- Directed by: Rithy Panh
- Written by: Rithy Panh
- Produced by: Cati Couteau
- Cinematography: Prum Mesa
- Edited by: Isabelle Roudy Marie-Christine Rougerie
- Music by: Marc Marder
- Distributed by: INA
- Release dates: 19 August 2000 (UK); 10 March 2001 (France);
- Running time: 100 minutes
- Countries: Cambodia France
- Language: Khmer

= The Land of the Wandering Souls =

The Land of the Wandering Souls (La terre des âmes errantes) is a 2000 French-Cambodian documentary film directed by Rithy Panh.

==Synopsis==
The film follows a Cambodian family as they work to dig a trench across Cambodia to lay the country's first optical fiber cable, depicting their hardships.

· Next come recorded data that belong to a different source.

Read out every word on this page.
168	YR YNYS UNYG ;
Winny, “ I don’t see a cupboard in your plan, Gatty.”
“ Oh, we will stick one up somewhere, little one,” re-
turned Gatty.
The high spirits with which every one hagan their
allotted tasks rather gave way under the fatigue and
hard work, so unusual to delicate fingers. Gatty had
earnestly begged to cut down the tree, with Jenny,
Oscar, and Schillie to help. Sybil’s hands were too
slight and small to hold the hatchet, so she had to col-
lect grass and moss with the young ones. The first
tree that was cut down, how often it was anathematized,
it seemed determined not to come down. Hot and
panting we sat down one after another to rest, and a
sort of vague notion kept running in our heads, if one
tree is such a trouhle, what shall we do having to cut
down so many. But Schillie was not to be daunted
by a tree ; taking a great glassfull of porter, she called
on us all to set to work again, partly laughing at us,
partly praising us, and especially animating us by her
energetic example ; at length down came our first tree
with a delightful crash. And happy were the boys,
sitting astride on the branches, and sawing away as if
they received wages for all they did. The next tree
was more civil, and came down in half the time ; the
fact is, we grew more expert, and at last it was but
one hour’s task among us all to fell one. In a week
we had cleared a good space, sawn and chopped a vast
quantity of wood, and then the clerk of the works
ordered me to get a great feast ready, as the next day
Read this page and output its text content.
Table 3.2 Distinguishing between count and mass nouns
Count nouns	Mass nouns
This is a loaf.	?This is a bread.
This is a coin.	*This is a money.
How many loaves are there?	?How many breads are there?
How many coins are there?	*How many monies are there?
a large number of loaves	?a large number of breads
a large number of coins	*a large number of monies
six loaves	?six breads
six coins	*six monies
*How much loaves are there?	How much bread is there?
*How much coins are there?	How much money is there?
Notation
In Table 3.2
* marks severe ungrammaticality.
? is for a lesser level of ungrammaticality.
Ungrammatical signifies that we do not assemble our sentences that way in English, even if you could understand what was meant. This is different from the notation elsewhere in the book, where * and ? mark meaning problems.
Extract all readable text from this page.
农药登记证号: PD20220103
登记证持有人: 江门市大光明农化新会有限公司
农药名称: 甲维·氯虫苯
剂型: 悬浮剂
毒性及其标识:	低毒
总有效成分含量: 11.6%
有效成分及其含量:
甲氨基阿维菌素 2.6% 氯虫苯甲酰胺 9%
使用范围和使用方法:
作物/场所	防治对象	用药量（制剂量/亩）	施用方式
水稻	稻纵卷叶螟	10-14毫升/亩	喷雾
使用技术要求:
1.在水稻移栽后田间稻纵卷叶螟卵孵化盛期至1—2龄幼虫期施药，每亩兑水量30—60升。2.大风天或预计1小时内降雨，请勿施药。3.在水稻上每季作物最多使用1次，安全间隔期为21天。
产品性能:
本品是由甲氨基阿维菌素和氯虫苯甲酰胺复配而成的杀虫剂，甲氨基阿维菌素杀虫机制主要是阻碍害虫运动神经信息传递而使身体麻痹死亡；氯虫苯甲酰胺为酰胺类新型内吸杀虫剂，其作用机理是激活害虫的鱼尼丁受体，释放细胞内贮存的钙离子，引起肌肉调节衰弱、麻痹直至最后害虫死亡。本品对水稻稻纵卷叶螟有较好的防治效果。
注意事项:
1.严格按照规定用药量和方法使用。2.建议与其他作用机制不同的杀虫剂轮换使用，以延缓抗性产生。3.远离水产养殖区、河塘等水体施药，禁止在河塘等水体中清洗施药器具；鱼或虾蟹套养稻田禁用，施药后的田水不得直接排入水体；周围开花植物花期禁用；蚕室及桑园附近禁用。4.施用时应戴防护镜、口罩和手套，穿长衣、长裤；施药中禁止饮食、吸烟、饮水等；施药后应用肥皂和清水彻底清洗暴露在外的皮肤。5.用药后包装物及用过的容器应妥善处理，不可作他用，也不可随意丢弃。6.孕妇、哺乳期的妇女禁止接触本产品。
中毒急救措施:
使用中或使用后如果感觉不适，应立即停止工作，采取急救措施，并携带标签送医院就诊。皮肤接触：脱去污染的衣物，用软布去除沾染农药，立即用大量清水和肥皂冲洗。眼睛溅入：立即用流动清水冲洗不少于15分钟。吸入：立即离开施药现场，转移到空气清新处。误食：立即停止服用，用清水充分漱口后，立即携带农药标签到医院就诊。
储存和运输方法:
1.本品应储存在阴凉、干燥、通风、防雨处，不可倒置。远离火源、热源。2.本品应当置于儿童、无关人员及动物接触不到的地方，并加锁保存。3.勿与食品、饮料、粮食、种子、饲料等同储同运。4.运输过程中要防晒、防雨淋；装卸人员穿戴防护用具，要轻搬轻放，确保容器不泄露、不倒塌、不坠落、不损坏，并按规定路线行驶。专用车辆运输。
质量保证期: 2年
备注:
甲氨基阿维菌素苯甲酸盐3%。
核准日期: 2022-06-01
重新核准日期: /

At one point during their excavation, the workers uncover a killing field, a remnant of the genocidal purges of the Khmer Rouge.

==Reception==
The Land of the Wandering Souls premiered at the 2000 Edinburgh International Film Festival. It went on to screen at around a dozen other film festivals, winning numerous awards, including:
- Banff Rockie Award for best social and political documentary at the Banff World Television Festival.
- Golden Gate Award for best current events film or video at the San Francisco International Film Festival.
- Best documentary feature (honorable mention) at the Vancouver International Film Festival.
- The Robert and Frances Flaherty Prize at the Yamagata International Documentary Film Festival.
The film was also featured on "Wide Angle", a Public Broadcasting Service television series.